Il y a quelques mois, alors qu’une conflagration générale menaçait l’Europe de dévastation, la malchance d’un diplomate faillit compromettre le protocole, laborieusement échafaudé, qui devait suspendre la crise. Voici comment :

Ledit protocole, on le savait partout dans les chancelleries, n’avait chance d’être ratifié que s’il obtenait l’assentiment du Foreign Office. A cette fin, et pour des raisons connexes à ses alliances orientales, la France dépêcha spécialement un habile ambassadeur, depuis certaine capitale fort éloignée jusqu’à Londres.

Les documents précieux, dont il était porteur, éclaireraient la religion de sir John Halsey, sous-secrétaire d’État aux Affaires étrangères du Royaume-Uni, et duquel l’avis entraînerait certainement celui du cabinet.
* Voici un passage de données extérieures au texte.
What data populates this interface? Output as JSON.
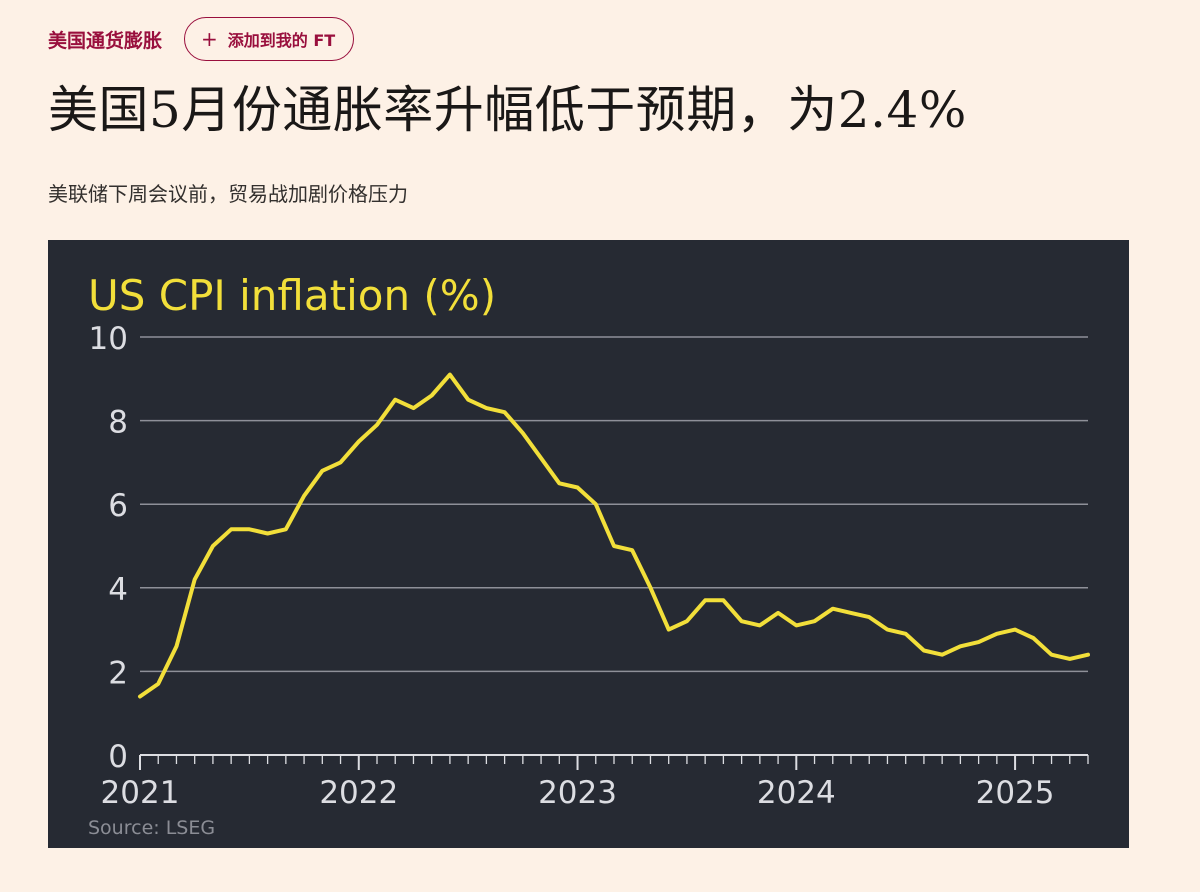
{
  "topic": {
    "label": "美国通货膨胀",
    "follow_label": "添加到我的 FT",
    "follow_icon": "plus-icon"
  },
  "headline": "美国5月份通胀率升幅低于预期，为2.4%",
  "standfirst": "美联储下周会议前，贸易战加剧价格压力",
  "colors": {
    "background": "#fdf1e6",
    "brand": "#990f3d",
    "chart_bg": "#262a33",
    "series": "#f2df3a",
    "gridline": "#8e9099",
    "axis_text": "#dcdde2",
    "source_text": "#8b8d95"
  },
  "chart_data": {
    "type": "line",
    "title": "US CPI inflation (%)",
    "xlabel": "",
    "ylabel": "",
    "xlim": [
      "2021-01",
      "2025-05"
    ],
    "ylim": [
      0,
      10
    ],
    "yticks": [
      0,
      2,
      4,
      6,
      8,
      10
    ],
    "xticks": [
      "2021",
      "2022",
      "2023",
      "2024",
      "2025"
    ],
    "grid": true,
    "source": "Source: LSEG",
    "series": [
      {
        "x": [
          "2021-01",
          "2021-02",
          "2021-03",
          "2021-04",
          "2021-05",
          "2021-06",
          "2021-07",
          "2021-08",
          "2021-09",
          "2021-10",
          "2021-11",
          "2021-12",
          "2022-01",
          "2022-02",
          "2022-03",
          "2022-04",
          "2022-05",
          "2022-06",
          "2022-07",
          "2022-08",
          "2022-09",
          "2022-10",
          "2022-11",
          "2022-12",
          "2023-01",
          "2023-02",
          "2023-03",
          "2023-04",
          "2023-05",
          "2023-06",
          "2023-07",
          "2023-08",
          "2023-09",
          "2023-10",
          "2023-11",
          "2023-12",
          "2024-01",
          "2024-02",
          "2024-03",
          "2024-04",
          "2024-05",
          "2024-06",
          "2024-07",
          "2024-08",
          "2024-09",
          "2024-10",
          "2024-11",
          "2024-12",
          "2025-01",
          "2025-02",
          "2025-03",
          "2025-04",
          "2025-05"
        ],
        "values": [
          1.4,
          1.7,
          2.6,
          4.2,
          5.0,
          5.4,
          5.4,
          5.3,
          5.4,
          6.2,
          6.8,
          7.0,
          7.5,
          7.9,
          8.5,
          8.3,
          8.6,
          9.1,
          8.5,
          8.3,
          8.2,
          7.7,
          7.1,
          6.5,
          6.4,
          6.0,
          5.0,
          4.9,
          4.0,
          3.0,
          3.2,
          3.7,
          3.7,
          3.2,
          3.1,
          3.4,
          3.1,
          3.2,
          3.5,
          3.4,
          3.3,
          3.0,
          2.9,
          2.5,
          2.4,
          2.6,
          2.7,
          2.9,
          3.0,
          2.8,
          2.4,
          2.3,
          2.4
        ]
      }
    ]
  }
}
J’étais alors secrétaire privé de sir John, qui m’honorait d’une confiance absolue. Aussi, quand on nous annonça le baron Courtin — ainsi se nommait le courrier confidentiel de la République — acceptai-je, sans feindre une vaine discrétion, de prendre place à la table où mon protecteur ferait oublier magnifiquement à son hôte la fatigue due aux railways du continent et au steamer de la Manche. Car le baron n’avait que touché barre à Paris, reçu dans le plus grand mystère par le président du conseil.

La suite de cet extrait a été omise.